Omaggio all’indimenticato autore di intramontabili evergreen quali “Io che amo solo te”, “Lontano dagli occhi” e “Canzone per te”
Sono trascorsi quattordici anni dalla scomparsa di Sergio Endrigo, artista che nel corso della sua quarantennale carriera si è aggiudicato la vittoria di Sanremo ’68 con “Canzone per te“, oltre ad aver composto brani di successo e collaborato con scrittori, poeti e musicisti del calibro di Giuseppe Ungaretti, Gianni Rodari, Pier Paolo Pasolini, Franco Migliacci, Sergio Bardotti, Vinicius de Moraes, Toquinho e Luis Bacalov.
Nato a Pola il 15 giugno del 1933, la sua infanzia è profondamente segnata dalle vicende post belliche della seconda guerra mondiale, legate all’esodo istriano, per cui nel ’47 è costretto ad abbandonare la sua terra per trasferirsi prima a Brindisi e poi a Venezia. Abbandona gli studi per aiutare economicamente la famiglia, cominciando a lavorare come facchino e fattorino, per poi avvicinarsi alla musica suonando la chitarra.
Inizia a trovare i primi ingaggi in diverse orchestre, fino ad entrare a far parte del complesso di Riccardo Rauchi, dove conosce Riccardo Del Turco che diventerà in futuro suo cognato.
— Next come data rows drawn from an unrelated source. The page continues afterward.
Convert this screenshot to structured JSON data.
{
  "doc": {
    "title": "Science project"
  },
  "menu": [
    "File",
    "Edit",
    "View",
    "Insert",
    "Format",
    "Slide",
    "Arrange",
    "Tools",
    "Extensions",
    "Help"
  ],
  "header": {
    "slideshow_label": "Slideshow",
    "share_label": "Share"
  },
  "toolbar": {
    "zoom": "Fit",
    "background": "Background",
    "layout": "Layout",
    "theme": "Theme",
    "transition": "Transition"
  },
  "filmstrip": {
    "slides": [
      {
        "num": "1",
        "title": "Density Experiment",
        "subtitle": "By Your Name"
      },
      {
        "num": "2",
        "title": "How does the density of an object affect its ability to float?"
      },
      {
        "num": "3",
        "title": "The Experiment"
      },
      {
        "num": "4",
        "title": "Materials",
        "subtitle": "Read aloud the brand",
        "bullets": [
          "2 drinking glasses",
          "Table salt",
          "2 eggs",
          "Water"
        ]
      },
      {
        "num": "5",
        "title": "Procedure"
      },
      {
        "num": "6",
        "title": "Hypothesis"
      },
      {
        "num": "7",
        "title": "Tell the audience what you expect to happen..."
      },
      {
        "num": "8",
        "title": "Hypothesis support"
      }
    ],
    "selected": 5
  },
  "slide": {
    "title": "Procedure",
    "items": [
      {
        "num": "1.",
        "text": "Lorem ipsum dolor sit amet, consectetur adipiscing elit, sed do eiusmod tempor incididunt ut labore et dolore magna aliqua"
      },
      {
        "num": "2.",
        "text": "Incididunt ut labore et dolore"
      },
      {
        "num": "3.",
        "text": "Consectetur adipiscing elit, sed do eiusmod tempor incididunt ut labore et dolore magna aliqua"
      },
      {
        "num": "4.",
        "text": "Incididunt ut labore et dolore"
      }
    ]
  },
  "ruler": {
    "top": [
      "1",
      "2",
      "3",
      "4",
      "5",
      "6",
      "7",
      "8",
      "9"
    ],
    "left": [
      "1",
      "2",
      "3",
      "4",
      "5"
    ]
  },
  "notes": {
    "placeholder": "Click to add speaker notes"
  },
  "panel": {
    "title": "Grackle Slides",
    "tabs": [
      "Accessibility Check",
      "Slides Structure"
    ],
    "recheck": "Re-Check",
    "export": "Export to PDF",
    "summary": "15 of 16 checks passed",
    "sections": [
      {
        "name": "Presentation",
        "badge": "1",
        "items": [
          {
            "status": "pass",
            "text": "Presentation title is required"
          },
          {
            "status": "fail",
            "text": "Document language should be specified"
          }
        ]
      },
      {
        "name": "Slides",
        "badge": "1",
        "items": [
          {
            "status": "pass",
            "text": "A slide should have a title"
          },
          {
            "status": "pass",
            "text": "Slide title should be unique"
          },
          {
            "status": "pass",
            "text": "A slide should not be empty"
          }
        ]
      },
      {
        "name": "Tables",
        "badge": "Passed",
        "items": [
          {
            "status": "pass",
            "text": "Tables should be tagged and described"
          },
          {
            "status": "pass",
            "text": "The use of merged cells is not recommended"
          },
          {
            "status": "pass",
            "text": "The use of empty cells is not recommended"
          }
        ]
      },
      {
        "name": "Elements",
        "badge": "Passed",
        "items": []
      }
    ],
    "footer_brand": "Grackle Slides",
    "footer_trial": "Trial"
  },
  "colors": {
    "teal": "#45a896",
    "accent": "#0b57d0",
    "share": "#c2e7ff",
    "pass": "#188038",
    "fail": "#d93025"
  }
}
Successivamente comincia a scrivere le sue prime canzoni e nel 1962 lancia “Io che amo solo te”, uno dei suoi brani di maggior successo che negli anni verrà inciso e reinterpretato da Ornella Vanoni, Mina, Gino Paoli, Rita Pavone, Enzo Jannacci, Claudio Baglioni, Massimo Ranieri, Fiorella Mannoia, Gianna Nannini, Alessandra Amoroso, Fabio Concato e molti altri.
Ha partecipato al Festival di Sanremo per ben nove volte, debuttando nel 1966 con “Adesso sì” per poi tornate per altri cinque anni di seguito: nel 1967 con “Dove credi di andare”; nel 1968 trionfando con “Canzone per te”; nel 1969 arrivando secondo con “Lontano dagli occhi”; nel 1970 classificandosi terzo con “L’arca di Noè” e nel 1971 con “Una storia”. Infine, torna in riviera nel 1973 con “Elisa Elisa”, nel 1976 con “Quando c’era il mare” e nel 1986 con “Canzone italiana”.
Una parte significativa della carriera di Endrigo ha a che fare con il repertorio destinato ai bambini, canzoni come “La casa”, “La papera”, “Il gatto”, “Le api”, “La pulce”, “Il pappagallo”, “L’orologio”, “Un signore di Scandicci”, “Napoleone”, “Mi ha fatto la mia mamma” e la popolarissima “Ci vuole un fiore”.
Nel corso di ben quattro decenni composto circa duecentocinquanta canzoni, cantandole in diverse lingue, tra cui il portoghese, lo spagnolo, il francese, l’inglese, il greco e lo slavo, suscitando particolare interesse anche all’estero, soprattutto in Brasile, terra che non lo ha mai dimenticato a differenza del nostro Paese che, come purtroppo spesso accade, non valorizza appieno il talento dei propri artisti.
«Gli ultimi cinque album non furono assolutamente promossi e adeguatamente distribuiti, anche se, a detta di quei pochi estimatori che sono riusciti a sentirli, erano lavori di una certa validità», raccontava nelle sue ultime e rare dichiarazioni pubbliche prima della scomparsa, avvenuta il 7 settembre del 2005, all’età di settantadue anni, a causa di un cancro ai polmoni diagnosticato alcuni mesi prima.
Di Sergio Endrigo restano l’onestà intellettuale e la capacità di comunicare emozioni, sia ai grandi che ai piccini, in maniera limpida e universale. Ricordarlo più spesso è il minimo che possiamo fare per ringraziarlo delle canzoni che ci ha lasciato, per sdebitarci, per metterci in pari, per restituirgli un briciolo della poesia che ci ha donato.